The proposed Project X accelerator (see animation) would allow scientists to conduct a series of experiments at the Intensity Frontier with a 2-megawatt particle beam. The half-mile-long accelerator would accelerate a proton beam with almost seven times the beam intensity of Fermilab's best accelerator performance in 2010. The beam would provide particles for kaon, muon, nuclear and neutrino experiments that would address key questions of 21st-century physics: How did the universe come to be? What happened to the antimatter? Do all the forces unify? These intensity-frontier measurements would open a doorway to realms of ultra-high energies beyond those that any particle collider could ever directly achieve.

The best neutrino experiment in the world

Are neutrinos the reason we exist? The roughly 300 scientists of the LBNE collaboration are advancing plans for the world's best neutrino and proton decay experiment. It would send a high-intensity neutrino beam from Fermilab to a particle detector in South Dakota. Construction of the experiment, which received stage-one approval by DOE in 2010, could be underway in 2015. The experiment's capabilities would far exceed those of the NOvA neutrino experiment, which will take data until 2019. Located underground, the LBNE detectors would determine whether neutrinos break the matter-antimatter symmetry, which could be the long-sought explanation for the dominance of matter over antimatter across the universe. Scientists also would use the ultra-sensitive detector to search for signs of proton decay, a phenomenon predicted by models for a Grand Unified Theory.

Using muons to look beyond the Standard Model

Physicists have found that quarks and neutrinos are notorious violators of flavor symmetry—a fundamental symmetry of the Standard Model of particles. So far, though, experiments have failed to observe flavor violation by electrons and muons. The Mu2e experiment, awarded first-stage approval by DOE in 2009 for a possible construction start by 2015, would search for the rare transformation of a muon into an electron, a clear signal of flavor symmetry violation—and unmistakable evidence of physics beyond the Standard Model.

The next-generation particle collider

In collaboration with industry and DOE national laboratories, Fermilab is developing superconducting acceleration technologies. These SRF technologies have future proton and electron beam applications, including Project X and next-generation energy-frontier particle colliders. Scientists are developing proposals for several future colliders, including the International Linear Collider and a muon collider (see animation). Discoveries at CERN's LHC will soon determine which direction will best advance energy-frontier research. Beyond 2015, U.S. scientists will continue to make crucial contributions to the CMS experiment at the LHC thanks to Fermilab's Grid Computing Center and LHC Remote Operations Center.

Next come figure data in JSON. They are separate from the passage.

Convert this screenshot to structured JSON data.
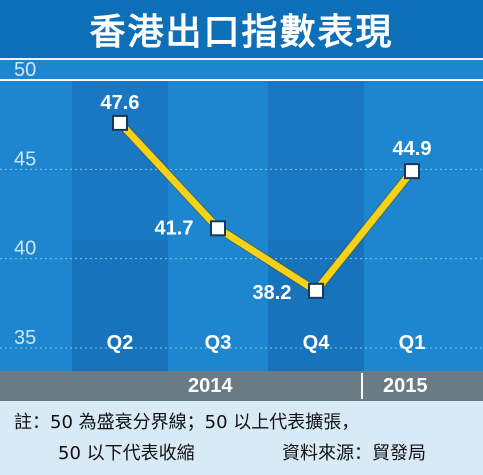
{
  "title": "香港出口指數表現",
  "years": [
    {
      "label": "2014"
    },
    {
      "label": "2015"
    }
  ],
  "note": {
    "line1": "註：50 為盛衰分界線；50 以上代表擴張，",
    "line2": "50 以下代表收縮",
    "source": "資料來源：貿發局"
  },
  "colors": {
    "background": "#1e86cf",
    "title_bar": "#0d6fb8",
    "column_band": "#1a78c2",
    "line": "#f5d11a",
    "year_bar": "#6a7b86",
    "note_bg": "#d8eaf5"
  },
  "chart_data": {
    "type": "line",
    "title": "香港出口指數表現",
    "categories": [
      "Q2",
      "Q3",
      "Q4",
      "Q1"
    ],
    "values": [
      47.6,
      41.7,
      38.2,
      44.9
    ],
    "value_labels": [
      "47.6",
      "41.7",
      "38.2",
      "44.9"
    ],
    "y_ticks": [
      "50",
      "45",
      "40",
      "35"
    ],
    "ylim": [
      35,
      50
    ],
    "grid": true,
    "legend": "none",
    "marker": "square"
  }
}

Research at the Cosmic Frontier

Ninety-five percent of the universe consists of unknown dark matter and dark energy. Fermilab conducts some of the world's most advanced cosmic-frontier experiments to discover their nature and plans to remain a leader in the next generation of world-class projects. In 2015, the Dark Energy Survey will be in the middle of its initial 5-year run, and Fermilab scientists are planning upgrades to extend the operation of the Dark Energy Camera for an additional five years. The CDMS and COUPP collaborations are developing plans for larger-scale underground experiments, much more sensitive to dark-matter particles than any currently operating experiment. Fermilab scientists will work on the LSST collaboration to build a wide-field optical survey telescope to observe more than half the sky every four nights. The LSST identified as a top priority in the 2010 decadal study of the National Research Council, will explore dark energy, supernovae and time-variable phenomena.